By the time Mr Holmes got to the scene, the water was clouded by blood.
Mr Linden, 24, was face down.
The shark had let go of him, giving Mr Holmes the chance to pull him on to his jetski.
"I grabbed Ben by the back of his hair and wetsuit and tried to sling him on the back," Mr Holmes said. "There wasn't much movement . . . he didn't say anything but he wasn't dead. I was so focused on him, I wasn't worried where the shark was."
Mr Holmes said Mr Linden was out of the water "for maybe a few seconds" before the shark suddenly returned and slammed into the side of the jetski, almost tipping it over.
"The whole jetski bobbed to the side and bounced back up," he said. "I nearly fell off and wasn't able to hold on to Ben.
"The jetski basically turned 180 degrees on itself. It was such a big shark.
"I've surfed and fished my whole life and have seen sharks but there was nothing like this, nothing I've ever seen before."
Terrified that the predator would turn on him, Mr Holmes guided the jetski away before returning, only to see the shark pull Mr Linden under water.
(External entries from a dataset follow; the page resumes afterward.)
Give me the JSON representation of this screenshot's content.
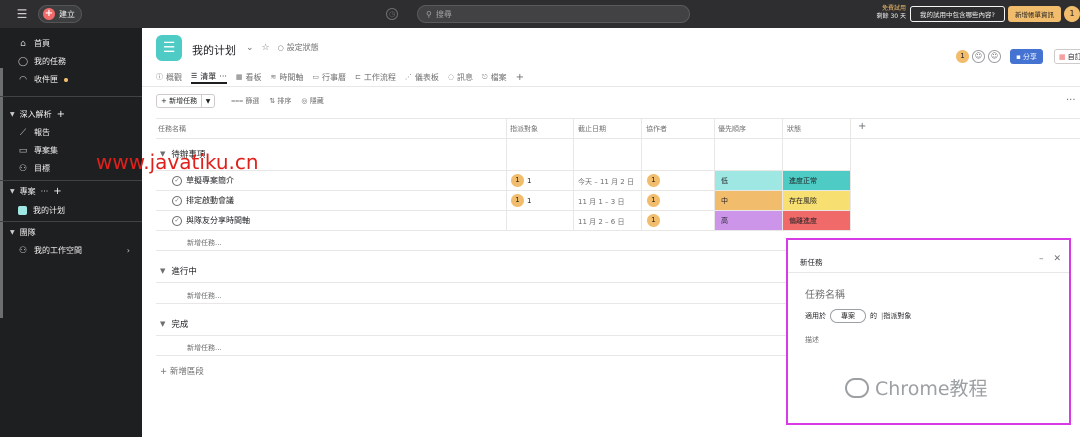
{
  "topbar": {
    "create_label": "建立",
    "search_placeholder": "搜尋",
    "trial_label": "免費試用",
    "trial_days": "剩餘 30 天",
    "trial_question": "我的試用中包含哪些內容?",
    "add_billing": "新增帳單資訊",
    "avatar": "1"
  },
  "sidebar": {
    "nav": [
      {
        "label": "首頁",
        "icon": "home-icon"
      },
      {
        "label": "我的任務",
        "icon": "check-circle-icon"
      },
      {
        "label": "收件匣",
        "icon": "bell-icon"
      }
    ],
    "insights": {
      "label": "深入解析",
      "items": [
        {
          "label": "報告",
          "icon": "chart-line-icon"
        },
        {
          "label": "專案集",
          "icon": "folder-icon"
        },
        {
          "label": "目標",
          "icon": "person-icon"
        }
      ]
    },
    "projects": {
      "label": "專案",
      "items": [
        {
          "label": "我的计划"
        }
      ]
    },
    "team": {
      "label": "團隊",
      "items": [
        {
          "label": "我的工作空間"
        }
      ]
    }
  },
  "header": {
    "title": "我的计划",
    "status": "設定狀態",
    "share": "分享",
    "customize": "自訂",
    "avatars": [
      "1"
    ]
  },
  "tabs": [
    {
      "label": "概觀",
      "icon": "ⓘ"
    },
    {
      "label": "清單",
      "icon": "☰"
    },
    {
      "label": "看板",
      "icon": "▦"
    },
    {
      "label": "時間軸",
      "icon": "≋"
    },
    {
      "label": "行事曆",
      "icon": "▭"
    },
    {
      "label": "工作流程",
      "icon": "⊏"
    },
    {
      "label": "儀表板",
      "icon": "⋰"
    },
    {
      "label": "訊息",
      "icon": "◌"
    },
    {
      "label": "檔案",
      "icon": "⎋"
    }
  ],
  "toolbar": {
    "add_task": "+ 新增任務",
    "filter": "篩選",
    "sort": "排序",
    "hide": "隱藏"
  },
  "columns": {
    "name": "任務名稱",
    "assignee": "指派對象",
    "due": "截止日期",
    "collaborators": "協作者",
    "priority": "優先順序",
    "status": "狀態"
  },
  "groups": {
    "todo": "待辦事項",
    "doing": "進行中",
    "done": "完成",
    "add_task": "新增任務...",
    "add_section": "+ 新增區段"
  },
  "tasks": [
    {
      "name": "草擬專案簡介",
      "assignee_count": "1",
      "avatar": "1",
      "due": "今天 – 11 月 2 日",
      "collab": "1",
      "priority": "低",
      "priority_color": "#9ee7e3",
      "status": "進度正常",
      "status_color": "#4ecbc4"
    },
    {
      "name": "排定啟動會議",
      "assignee_count": "1",
      "avatar": "1",
      "due": "11 月 1 – 3 日",
      "collab": "1",
      "priority": "中",
      "priority_color": "#f1bd6c",
      "status": "存在風險",
      "status_color": "#f8df72"
    },
    {
      "name": "與隊友分享時間軸",
      "assignee_count": "",
      "avatar": "",
      "due": "11 月 2 – 6 日",
      "collab": "1",
      "priority": "高",
      "priority_color": "#cd95ea",
      "status": "偏離進度",
      "status_color": "#f06a6a"
    }
  ],
  "watermark": "www.javatiku.cn",
  "new_task_panel": {
    "title": "新任務",
    "name_placeholder": "任務名稱",
    "for_label": "適用於",
    "project_chip": "專案",
    "of": "的",
    "assignee": "指派對象",
    "description": "描述",
    "watermark": "Chrome教程"
  }
}
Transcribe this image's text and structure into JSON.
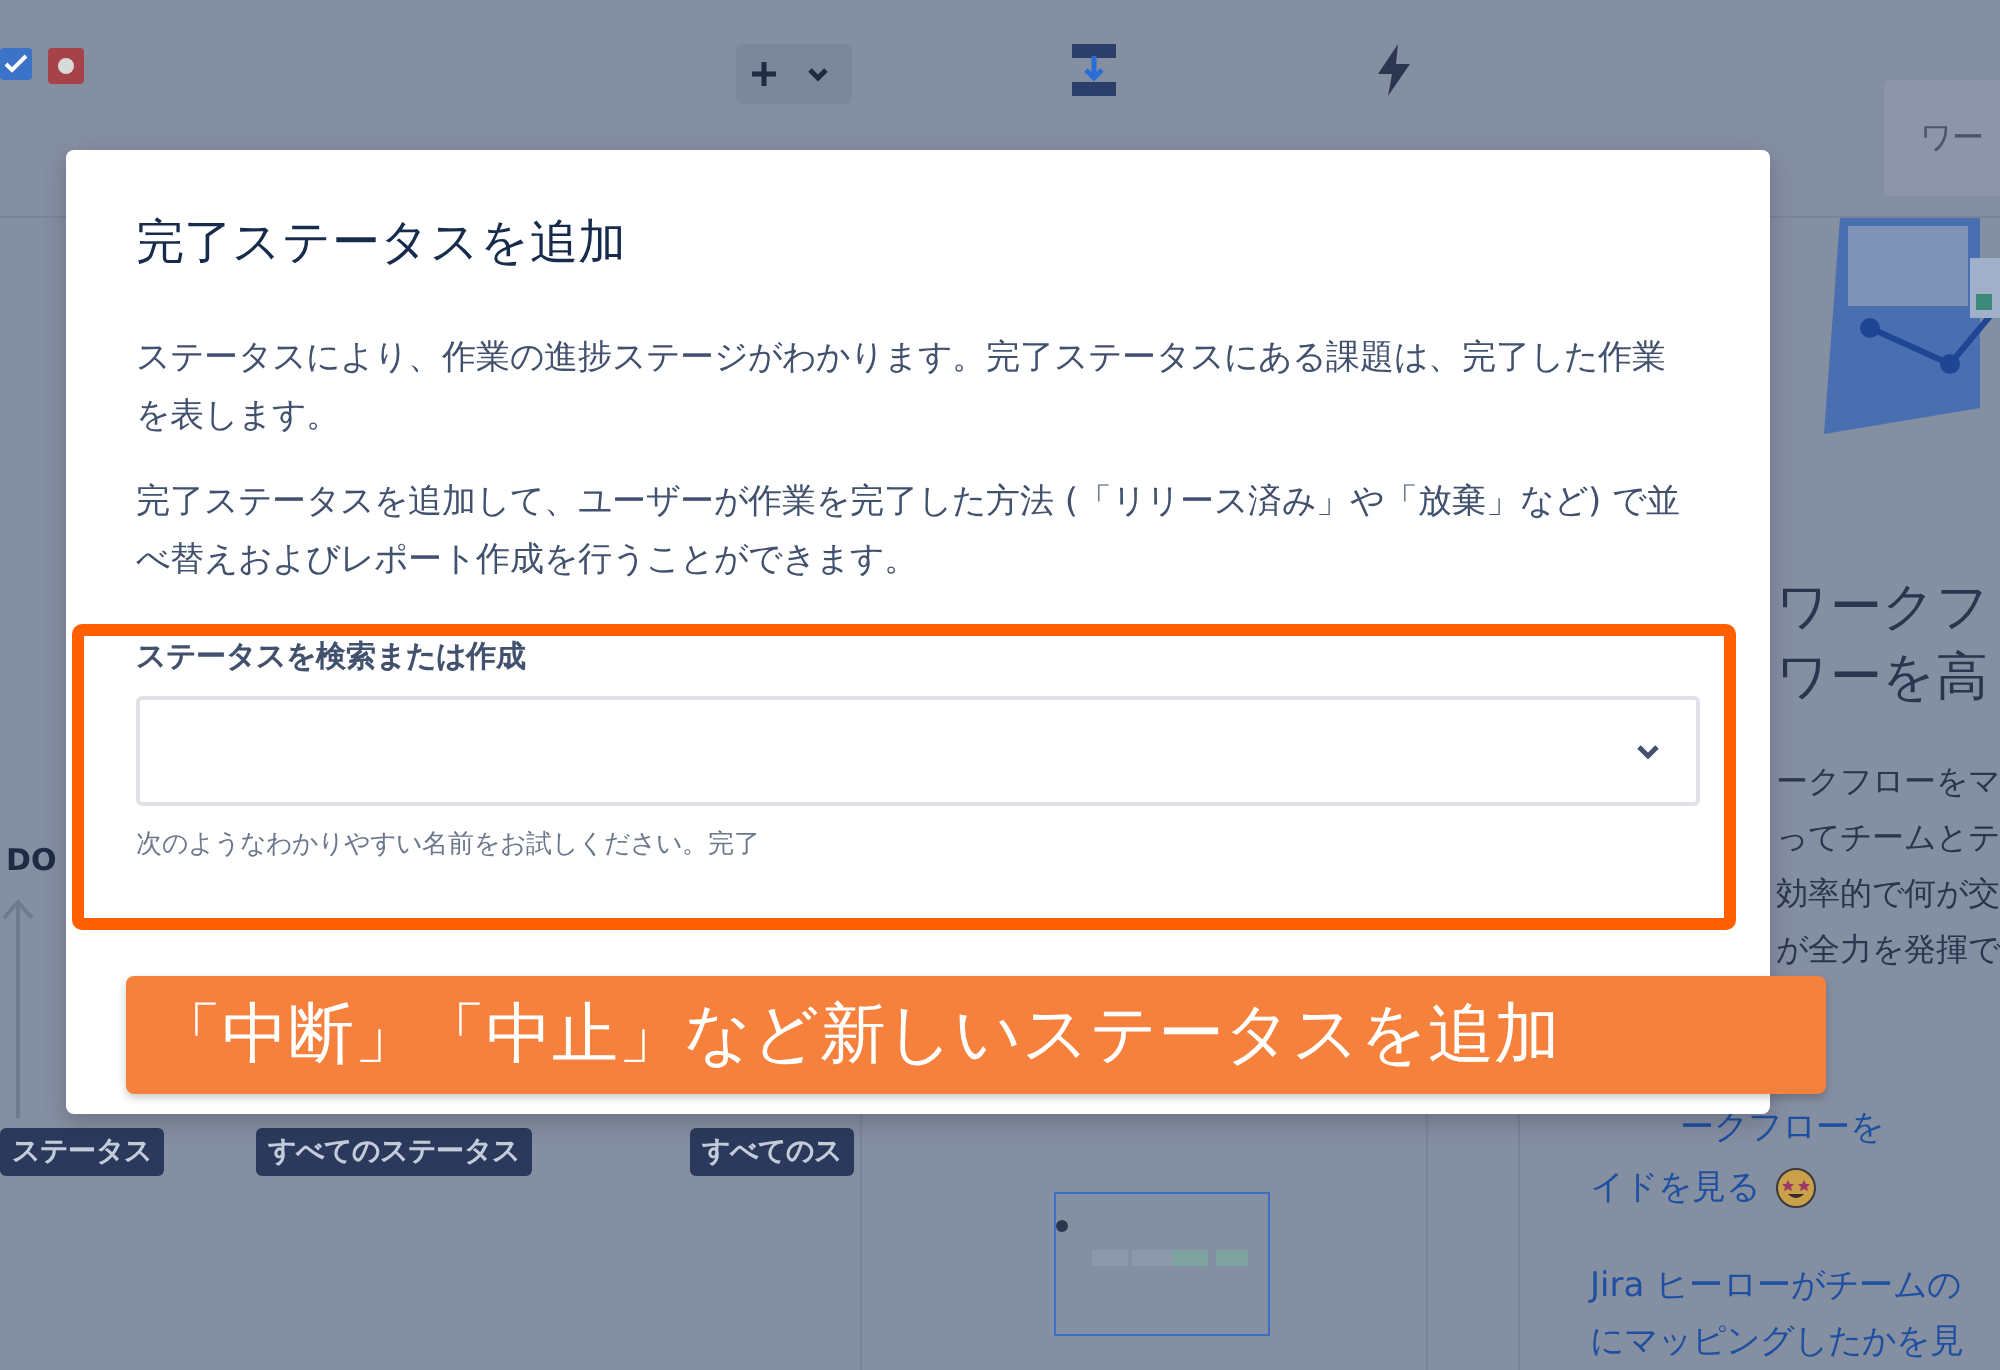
{
  "toolbar": {
    "search": {
      "placeholder": "ワー"
    }
  },
  "canvas": {
    "node_label": "DO",
    "badges": [
      "ステータス",
      "すべてのステータス",
      "すべてのス"
    ]
  },
  "side_panel": {
    "heading_lines": [
      "ワークフ",
      "ワーを高"
    ],
    "paragraph_lines": [
      "ークフローをマ",
      "ってチームとテ",
      "効率的で何が交",
      "が全力を発揮で"
    ],
    "links": [
      "ークフローを",
      "イドを見る"
    ],
    "link_paragraph": [
      "Jira ヒーローがチームの",
      "にマッピングしたかを見"
    ]
  },
  "dialog": {
    "title": "完了ステータスを追加",
    "paragraphs": [
      "ステータスにより、作業の進捗ステージがわかります。完了ステータスにある課題は、完了した作業を表します。",
      "完了ステータスを追加して、ユーザーが作業を完了した方法 (「リリース済み」や「放棄」など) で並べ替えおよびレポート作成を行うことができます。"
    ],
    "field": {
      "label": "ステータスを検索または作成",
      "helper": "次のようなわかりやすい名前をお試しください。完了"
    }
  },
  "annotation": {
    "callout": "「中断」「中止」など新しいステータスを追加"
  }
}
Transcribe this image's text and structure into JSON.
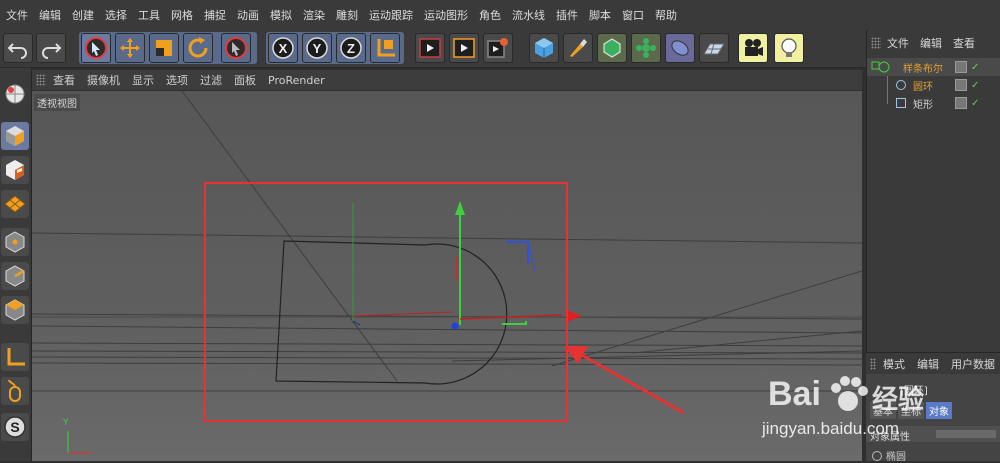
{
  "menubar": [
    "文件",
    "编辑",
    "创建",
    "选择",
    "工具",
    "网格",
    "捕捉",
    "动画",
    "模拟",
    "渲染",
    "雕刻",
    "运动跟踪",
    "运动图形",
    "角色",
    "流水线",
    "插件",
    "脚本",
    "窗口",
    "帮助"
  ],
  "viewport": {
    "menu": [
      "查看",
      "摄像机",
      "显示",
      "选项",
      "过滤",
      "面板",
      "ProRender"
    ],
    "label": "透视视图",
    "axis_y": "Y",
    "axis_x": "X"
  },
  "objects_panel": {
    "menu": [
      "文件",
      "编辑",
      "查看"
    ],
    "items": [
      "样条布尔",
      "圆环",
      "矩形"
    ],
    "colors": {
      "active": "#e8a030",
      "child": "#9fc4e8"
    }
  },
  "attributes_panel": {
    "menu": [
      "模式",
      "编辑",
      "用户数据"
    ],
    "title": "[圆环]",
    "tabs": [
      "基本",
      "坐标",
      "对象"
    ],
    "section": "对象属性",
    "option": "椭圆"
  },
  "watermark": {
    "brand": "Bai",
    "brand2": "经验",
    "url": "jingyan.baidu.com"
  },
  "colors": {
    "highlight_box": "#e53333",
    "arrow": "#e53333",
    "accent": "#e8a030"
  }
}
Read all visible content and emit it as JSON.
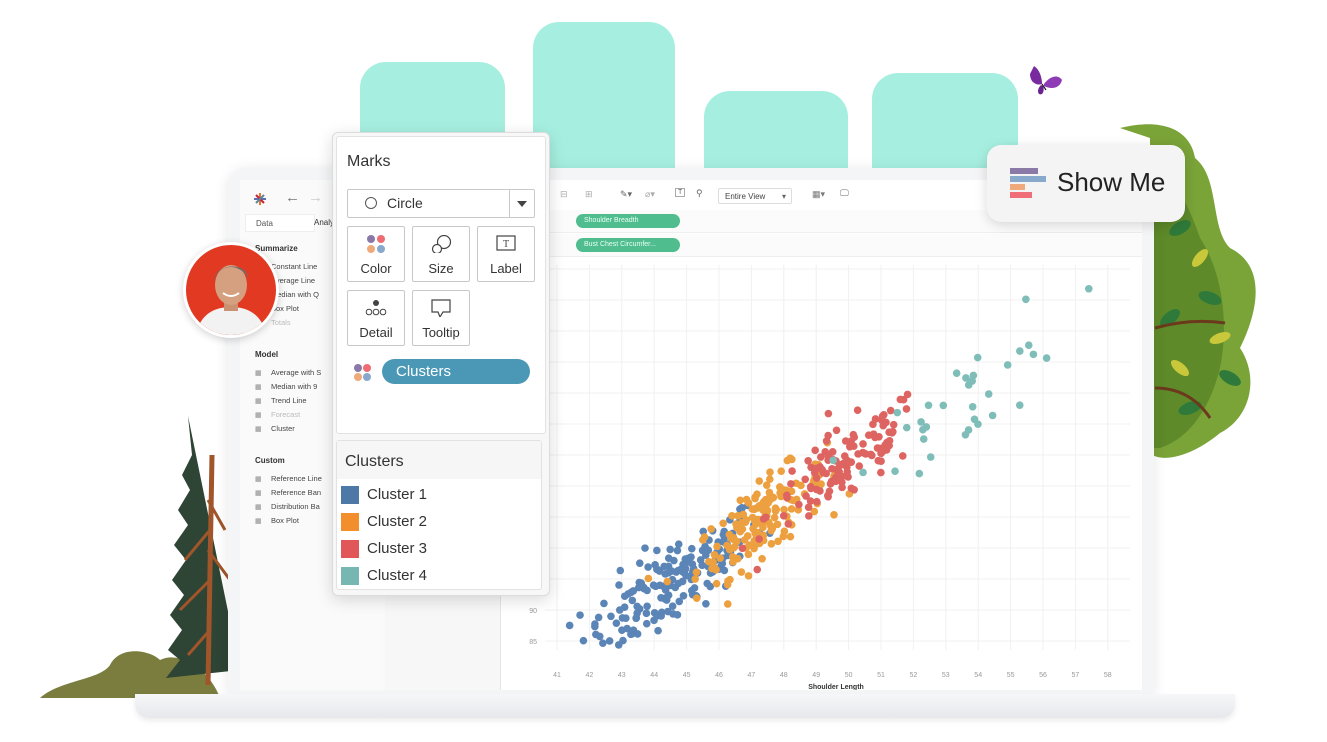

Mr Holmes followed the shark for several minutes but never saw Mr Linden again. He grabbed Mr Linden's board, then raced to tell other surfers to get out of the water.
"A couple of the other blokes looked at me and laughed," Mr Holmes said.
"They didn't believe me until I held up the surfboard with the bite mark in it."
Mr Holmes said he had still not found the courage to go back in the surf.
"Even things like having a shower or going in the pool took me months to get my head around," he said.
"I still think about it every day. When it first happened I was a bit messed up because my wife was having our first kid. I look back and think if my little boy didn't have a dad, how would it be for him growing up."
Mr Holmes said the memory of the shark attacking the jetski haunted him. "I saw the full head, I watched it eyeball me," he said.
"That's just the image that I always see - that big eye, the thickness of the head."
Mr Holmes said Mr Linden's father and girlfriend had contacted him in the aftermath of the attack to thank him.
A coronial inquest was told last year that there was no doubt Mr Linden was killed in a "catastrophic" shark attack.